Переминающаяся у стен дюжина подвижников, в среде которых угадывались и старшины цехов, издала дружное, неопределенное:
- О-о-о.
- Небезызвестный Апполинарий снова без разрешения выступал в ткацких цехах, в рабочее время, - голос продолжал отбивать заведенную дробь.
Брови сошлись сильнее, внутренние концы их опустились, отчего вся конструкция начала напоминать воронку, особенно в сочетании с длинным тонким носом Сонароллы.
- Говорил то же, что и обычно. Учитель – бог, спустившейся на землю в человеческом обличии. Ткачихи слушали с превеликим вниманием.
Пол года, коротких, как время счастья, каких-то шесть месяцев назад, когда его только избрали Пастырем, Сонаролла накинулся бы на докладчика:
- Как же вы допустили!
- Запретить! Разогнать!
Время не только лечит, но и вносит свои коррективы. А перемены не всегда к лучшему.
Костер, распаленный им и Стаховым, распался множественными искрами, каждая из которых грозила разродиться полноценным пламенем.
Течения и взгляды на сущность Учителя, а с ними и на уклад жизни, множились синяками на теле незадачливого ребенка. Только, так называемых, «Человеческих», «Арианских» течений насчитывалось около полудюжины. А были еще Бадасты, утверждающие, что Учитель всего лишь пророк, ниспосланный Высшим Разумом; Гаситы, ополчившиеся на ежесубботние Благодарения; Махонцы, призывающие вообще отказаться от любого управления, а все вопросы решать общим собранием.

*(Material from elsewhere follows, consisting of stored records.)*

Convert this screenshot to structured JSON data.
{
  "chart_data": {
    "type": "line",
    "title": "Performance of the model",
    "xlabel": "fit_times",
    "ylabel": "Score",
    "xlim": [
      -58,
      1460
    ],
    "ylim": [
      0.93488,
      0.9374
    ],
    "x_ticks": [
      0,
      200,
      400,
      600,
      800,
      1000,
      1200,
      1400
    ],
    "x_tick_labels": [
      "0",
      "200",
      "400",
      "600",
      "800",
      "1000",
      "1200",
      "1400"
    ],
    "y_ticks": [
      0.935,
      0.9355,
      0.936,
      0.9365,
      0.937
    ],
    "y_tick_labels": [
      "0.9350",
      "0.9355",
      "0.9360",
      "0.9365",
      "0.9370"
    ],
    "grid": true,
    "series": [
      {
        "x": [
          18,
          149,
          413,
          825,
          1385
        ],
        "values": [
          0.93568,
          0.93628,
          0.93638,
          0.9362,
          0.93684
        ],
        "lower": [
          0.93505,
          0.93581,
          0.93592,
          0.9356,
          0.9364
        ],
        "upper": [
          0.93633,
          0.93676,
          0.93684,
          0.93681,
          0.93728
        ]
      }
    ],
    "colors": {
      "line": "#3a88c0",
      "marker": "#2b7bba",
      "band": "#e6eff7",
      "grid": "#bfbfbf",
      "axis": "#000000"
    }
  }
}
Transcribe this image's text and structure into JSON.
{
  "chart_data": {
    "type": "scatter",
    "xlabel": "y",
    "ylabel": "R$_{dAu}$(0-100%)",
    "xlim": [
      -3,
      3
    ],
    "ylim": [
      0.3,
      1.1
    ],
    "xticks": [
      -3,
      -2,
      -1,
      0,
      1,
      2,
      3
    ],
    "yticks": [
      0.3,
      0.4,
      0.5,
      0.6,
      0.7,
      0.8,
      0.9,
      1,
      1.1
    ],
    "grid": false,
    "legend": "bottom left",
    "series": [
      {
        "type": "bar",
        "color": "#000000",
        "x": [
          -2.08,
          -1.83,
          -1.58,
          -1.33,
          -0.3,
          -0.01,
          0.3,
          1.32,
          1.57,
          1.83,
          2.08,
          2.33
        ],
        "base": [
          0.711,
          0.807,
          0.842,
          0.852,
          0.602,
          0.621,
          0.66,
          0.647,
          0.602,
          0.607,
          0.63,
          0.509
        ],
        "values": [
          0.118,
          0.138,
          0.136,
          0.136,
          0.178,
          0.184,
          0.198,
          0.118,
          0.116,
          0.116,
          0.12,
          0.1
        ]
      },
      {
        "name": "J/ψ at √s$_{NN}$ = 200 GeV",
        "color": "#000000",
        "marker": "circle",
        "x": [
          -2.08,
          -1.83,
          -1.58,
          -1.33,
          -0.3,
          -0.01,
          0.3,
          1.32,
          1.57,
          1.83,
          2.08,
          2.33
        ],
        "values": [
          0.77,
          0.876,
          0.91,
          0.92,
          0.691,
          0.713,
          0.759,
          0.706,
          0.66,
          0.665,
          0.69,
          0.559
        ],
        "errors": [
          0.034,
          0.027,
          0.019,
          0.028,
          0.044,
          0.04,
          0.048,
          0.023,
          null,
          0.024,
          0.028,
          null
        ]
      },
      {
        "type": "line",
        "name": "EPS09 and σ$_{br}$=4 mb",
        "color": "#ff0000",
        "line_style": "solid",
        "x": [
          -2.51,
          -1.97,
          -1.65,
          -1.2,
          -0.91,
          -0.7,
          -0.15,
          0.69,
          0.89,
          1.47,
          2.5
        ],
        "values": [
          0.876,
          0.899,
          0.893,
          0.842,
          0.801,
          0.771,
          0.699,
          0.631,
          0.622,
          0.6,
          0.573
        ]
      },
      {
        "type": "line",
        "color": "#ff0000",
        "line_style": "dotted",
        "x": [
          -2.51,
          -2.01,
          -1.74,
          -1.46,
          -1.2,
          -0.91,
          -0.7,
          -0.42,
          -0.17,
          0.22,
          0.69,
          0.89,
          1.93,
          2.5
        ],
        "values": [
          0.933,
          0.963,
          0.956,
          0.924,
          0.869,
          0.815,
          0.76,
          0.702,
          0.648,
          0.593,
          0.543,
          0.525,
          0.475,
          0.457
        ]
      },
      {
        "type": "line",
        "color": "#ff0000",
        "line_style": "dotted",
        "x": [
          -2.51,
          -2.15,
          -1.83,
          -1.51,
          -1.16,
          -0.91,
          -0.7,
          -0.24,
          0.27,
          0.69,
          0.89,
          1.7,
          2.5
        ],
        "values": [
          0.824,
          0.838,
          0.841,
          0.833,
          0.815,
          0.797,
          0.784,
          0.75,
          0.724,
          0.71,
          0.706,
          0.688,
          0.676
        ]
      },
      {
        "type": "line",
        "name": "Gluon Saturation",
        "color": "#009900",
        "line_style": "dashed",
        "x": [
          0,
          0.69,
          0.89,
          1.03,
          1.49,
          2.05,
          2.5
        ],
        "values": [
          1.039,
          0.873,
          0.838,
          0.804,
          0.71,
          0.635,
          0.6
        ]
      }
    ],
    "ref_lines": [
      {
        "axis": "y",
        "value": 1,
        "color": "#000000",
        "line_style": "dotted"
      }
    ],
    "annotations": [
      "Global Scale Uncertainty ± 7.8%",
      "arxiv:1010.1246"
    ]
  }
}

- Отец-Учитель, куда мир катится…
Кажется, это произнес Никий Гвана, тот самый Никий Гвана в каюте которого они собирались неполный год назад, и который так рьяно обличал Арианцев на сборе Сердика. Длинные волосы висели жирными неухоженными прядями. Даже кружевные манжеты – предмет насмешки мужчин и тайной зависти женщин - свесили дырявые уши.
Сонаролла поднялся, тяжело, седую голову одолевали тяжкие думы, проступая морщинами на сером лице.
Поднялся, чтобы тут же опуститься на колени.
Под шелест одежд за Пастырем последовали остальные.
Сонаролла сплел длинные пальцы тонких рук.
- Учитель, Отец наш небесный, зглянься на неразумных детей твоих. Наставь на путь истинный, не дай сойти с пути праведного. Прости детям своим грехи совершенные не по злому умыслу, не в черноте душевной, а лишь по невежеству. Избави неразумных от новых прегрешений. Вразуми заблудших, возврати сошедших.
- Вразуми заблудших, возврати сошедших, - нестройным хором повторили сотоварищи.
И лампы, вечные лампы, убавили неизменное свечение, тускло мерцая душами заблудших грешников.